Granting the easement, the plaintiffs continue, "was motivated by an undemocratic desire to quash a current, home-rule movement by residents of Wainscott to incorporate as a village, and thus deny the new Village of Wainscott control over whether the easement should be granted."
In addition to Citizens for the Preservation of Wainscott and 31 individuals, the Dune Alpin Farm Property Owners Association Inc. and Dune Alpin Farm Corp. are listed as plaintiffs.
The town board voted 4-to-1 in favor of granting the easement, and 4- to-0 in favor of the host-community agreement. Councilman Jeff Bragman voted against the easement agreement and abstained from voting on the host community agreement, arguing that the town would maintain leverage, and therefore its ability to influence the project, by waiting until state and federal reviews are completed. Mr. Bragman also argued that many pertinent questions as to environmental review and the installation's potential impact on the commercial fishing industry remain unanswered.
The trustees voted unanimously on Jan. 25 to allow the cable to run under the beach, over which they have jurisdiction, and to accept both the host community and the revenue-sharing agreements.
The lawsuit repeats a litany of criticisms of the cable-landing site. Citizens for the Preservation of Wainscott claims that installation will take 30 months, far more than has been indicated by the developers, Orsted U.S. Offshore Wind and Eversource Energy. The hamlet will be subject, the group alleges, to "invasive maintenance work over 25 years," and fire and building safety will be compromised by construction on narrow Beach Lane.
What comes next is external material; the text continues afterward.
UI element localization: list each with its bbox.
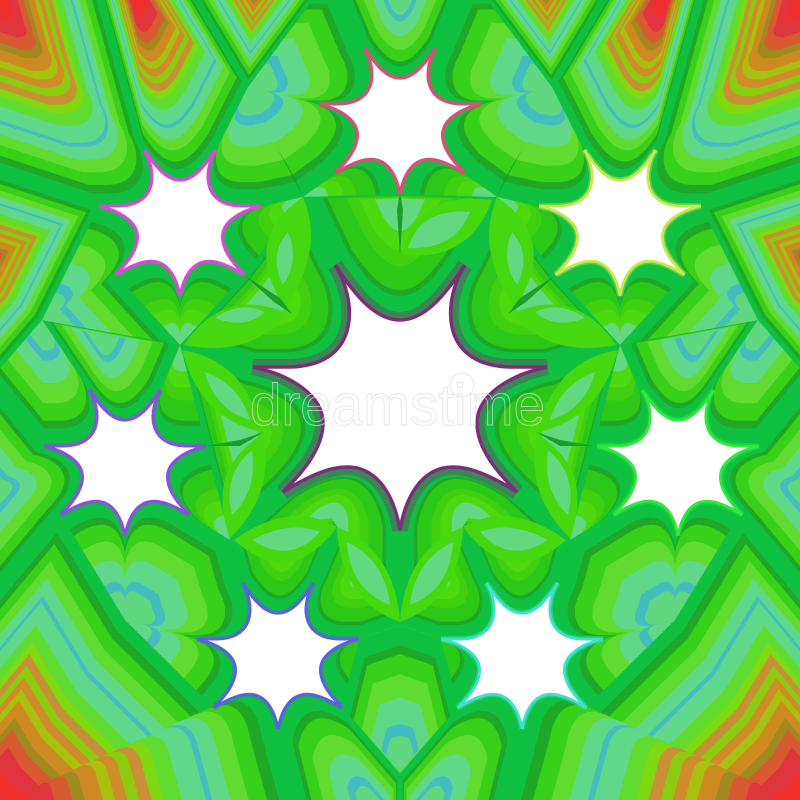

Opponents also claim that diesel fumes, hazardous chemicals, noise, and disturbance from drilling and other construction will beset residents and farms adjoining Beach Lane, Wainscott Main Street, Sayre's Path, Wainscott Stone Road, and Wainscott Northwest Road. The buried cable, the lawsuit adds, will present risk of "electrical fires, water contamination, and electromagnetic fields."
The suit further notes that trenching on Wainscott Northwest Road "will be adjacent to the Wainscott Sand and Gravel site and just south of the East Hampton Airport, which is where 47 acres were recently designated as a New York State Superfund site" due to contamination by perfluorinated chemicals. Excavation within a contaminated plume "could become a pathway for movement" of contaminated groundwater, contaminating new areas, it says.
Stressing that it does support renewable energy, the group has suggested the wind farm's cable land instead at Atlantic Avenue Beach in Amagansett. The lawsuit "focuses solely on the cable landing route" and substation, according to a statement accompanying the complaint, and "does not seek to stop the already-delayed wind farm project itself." The wind farm's developers have pushed back its expected date of operation by one year, to late 2023, pending the granting of the required approvals.
"We all support renewable energy," Gouri Edlich, the group's chairwoman, said in the statement, "and we want to see that goal completed. But there are better ways to accomplish this important goal."
Mr. Van Scoyoc said on Tuesday morning that he had not seen the complaint, but that a lawsuit from the citizens group would not be a surprise. "They've been threatening this for some time," he said. "I don't know based on what parts of the law they think they have a case, if you will. We'll certainly look at it and prepare to vigorously defend the town."